After premiering their latest documentary, “On the Record,” to no less than three standing ovations (one before its screening, two after), documentarians Kirby Dick and Amy Ziering took to the Sundance stage on Saturday evening to discuss their deep dive look at sexual assault accusations leveled against hip-hop mogul Russell Simmons. The lead up to the film’s premiere has been especially fraught, as Oprah Winfrey pulled her name as executive producer from the project just days before its scheduled premiere, taking its Apple TV+ distribution deal with it.
While an official statement from Winfrey and additional comments from the media mogul expressed her doubts over Dick and Ziering’s presentation of the various claims against Simmons, she has yet to provide more substance to her claims. At Sundance, however, Dick and Ziering were greeted with tremendous applause during a pre-screening introduction to the film, during which Ziering thanked Sundance for showing the film.
“We wanted to thank the Sundance Institute and the Sundance Film Festival for their amazing support and for standing strong and for never blinking. These are difficult times and it’s important to stand up for truth and justice,” a visibly moved Ziering told the crowd. “We wanted to thank you all for being here and bearing witness to some of the most extraordinary people we have been privileged of working with over the last few years.”
The film is primarily centered around the accusations leveled by former Def Jam A&R executive Drew Dixon against Simmons in a 2017 New York Times article, which included similar claims of sexual assault by two other women. Following the Sundance screening, Kirby, Ziering, Dixon, and a variety of other subjects in the film took the stage for an emotional Q&A. (As of this writing, the claims against Simmons number 20 over a three-decade period.)
While Winfrey’s name was never explicitly mentioned, a member of the audience did ask about rumors she’d heard about the film before seeing it about the “pushback against this film” and how “some of that pushback” might have to do with the fact that both Ziering and Dick are white, while the majority of Simmons’ alleged victims, including Dixon, are black.

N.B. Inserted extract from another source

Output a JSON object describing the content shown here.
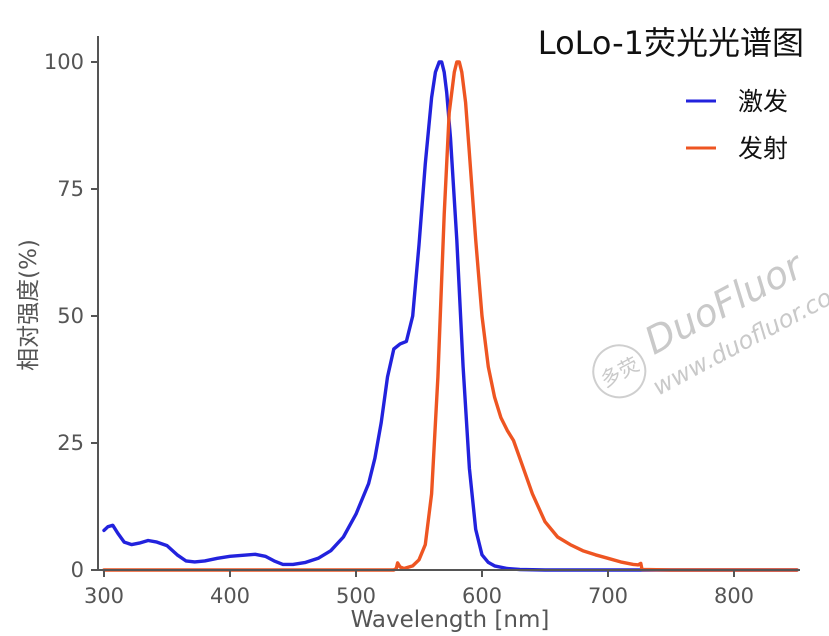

“A lot of this is about power and ecosystems of power, and all of us have kept our stories to ourselves for decades, and there are people within that ecosystem who knew our story,” Dixon said. “Some of those people are filmmakers. It’s an entertainment industry story after all, right? But nobody told our story, because the people who knew our story were subject to the same ecosystem.”
She continued, “And to me, this is where allies matter. Allies who are not subject to that same dynamic. They have traction that they can use to pull you forward, centering you with deference, which they did, to tell your story, because they’re not subject to the incoming [questions] that even powerful black people are subject to.”
Fellow subject and Simmons accuser Sil Lai Abrams added, “There are people, like Drew said, in positions of power within the ecosystem who have turned away from me. I can’t speak for Sheri [Sher], Jenny [Lumet], Alexia [Norton Jones], Drew, anyone else that was also mentioned in the film or any black woman who has tried to come forward to those in her community and to express the pain and the trauma of what she’s been through.”
Ziering noted, “I just want to stress that this really was a collaborative effort from day one, with all the people involved, and any representation that that wasn’t the case is not an accurate representation of this narrative. … We are super proud to be here and grateful to everyone who gave us the power and ability to tell this story.”
”On the Record” premiered at the 2020 Sundance Film Festival. It is currently seeking distribution.